Performance chart of the GBP/USD and EUR/USD MovingAverageCrossover for the period April 2015 - May 2015.

Clearly the performance is not great as the strategy remains almost entirely "underwater" as time goes on. That being said, we shouldn't expect much from such a basic strategy on high-frequency tick data. In the future we are going to be looking at far more sophisticated approaches to trading at this time scale.
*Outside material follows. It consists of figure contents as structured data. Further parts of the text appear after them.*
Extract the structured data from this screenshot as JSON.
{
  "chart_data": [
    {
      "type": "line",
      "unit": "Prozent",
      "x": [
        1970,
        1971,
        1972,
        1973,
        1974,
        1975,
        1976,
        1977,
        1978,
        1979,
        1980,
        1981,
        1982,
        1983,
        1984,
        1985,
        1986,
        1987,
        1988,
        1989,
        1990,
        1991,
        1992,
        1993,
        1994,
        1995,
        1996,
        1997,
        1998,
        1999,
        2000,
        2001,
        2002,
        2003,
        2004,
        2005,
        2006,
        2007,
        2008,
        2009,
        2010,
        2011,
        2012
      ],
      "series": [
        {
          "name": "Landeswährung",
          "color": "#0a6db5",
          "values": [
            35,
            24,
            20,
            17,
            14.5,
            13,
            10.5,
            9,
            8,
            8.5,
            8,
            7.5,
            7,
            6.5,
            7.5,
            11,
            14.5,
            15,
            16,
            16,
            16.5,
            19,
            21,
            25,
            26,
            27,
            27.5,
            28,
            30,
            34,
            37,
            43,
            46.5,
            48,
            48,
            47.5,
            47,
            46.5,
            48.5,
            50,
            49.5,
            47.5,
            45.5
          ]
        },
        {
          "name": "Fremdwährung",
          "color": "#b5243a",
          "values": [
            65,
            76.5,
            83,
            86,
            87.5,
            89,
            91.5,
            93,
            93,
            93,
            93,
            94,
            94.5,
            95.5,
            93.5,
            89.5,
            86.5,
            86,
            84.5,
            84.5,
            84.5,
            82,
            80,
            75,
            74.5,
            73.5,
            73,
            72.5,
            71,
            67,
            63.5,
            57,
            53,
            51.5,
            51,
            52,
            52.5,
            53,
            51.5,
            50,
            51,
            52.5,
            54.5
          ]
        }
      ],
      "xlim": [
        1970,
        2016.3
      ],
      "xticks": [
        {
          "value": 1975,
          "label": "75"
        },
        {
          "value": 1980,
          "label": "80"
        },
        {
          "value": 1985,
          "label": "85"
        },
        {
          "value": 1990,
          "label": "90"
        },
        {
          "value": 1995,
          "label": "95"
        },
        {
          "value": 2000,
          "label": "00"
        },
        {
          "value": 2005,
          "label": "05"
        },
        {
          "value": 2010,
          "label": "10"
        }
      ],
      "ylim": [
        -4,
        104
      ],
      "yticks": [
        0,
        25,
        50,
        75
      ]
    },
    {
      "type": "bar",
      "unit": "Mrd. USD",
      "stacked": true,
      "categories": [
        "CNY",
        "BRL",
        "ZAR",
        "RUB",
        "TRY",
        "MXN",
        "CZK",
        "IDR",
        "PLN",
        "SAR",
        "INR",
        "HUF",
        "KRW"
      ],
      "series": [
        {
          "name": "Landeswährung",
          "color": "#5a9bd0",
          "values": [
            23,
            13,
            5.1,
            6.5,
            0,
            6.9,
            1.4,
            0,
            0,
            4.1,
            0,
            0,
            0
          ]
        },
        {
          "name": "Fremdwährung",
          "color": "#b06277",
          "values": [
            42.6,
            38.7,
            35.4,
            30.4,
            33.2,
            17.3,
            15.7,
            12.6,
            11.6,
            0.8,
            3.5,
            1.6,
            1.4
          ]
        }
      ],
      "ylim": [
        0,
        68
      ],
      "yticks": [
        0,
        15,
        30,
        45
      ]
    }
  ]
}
Hopefully it will provide a useful starting point for developing more sophisticated strategies. I'm looking forward to seeing what others come up with in the near future!

## Next Steps

At this stage there is a list of issues over on Github that need attention. I'm going to be slowly working through those in the next month.

In particular I would like to make the system a lot faster, since it will allow parameter searches to be carried out in a reasonable time. While Python is a great tool, it's one drawback is that it is relatively slow when compared to C/C++. Hence I will be carrying out a lot of profiling to try and improve the execution speed of both the backtest and the performance calculations.

In addition, I've had some comments from people suggesting that they'd like to see more varied order types than the simple Market Order. For carrying out proper HFT strategies against OANDA we are going to need to use Limit Orders. This will probably require a reworking of how the system currently executes trades, but it will allow a much bigger universe of trading strategies to be carried out.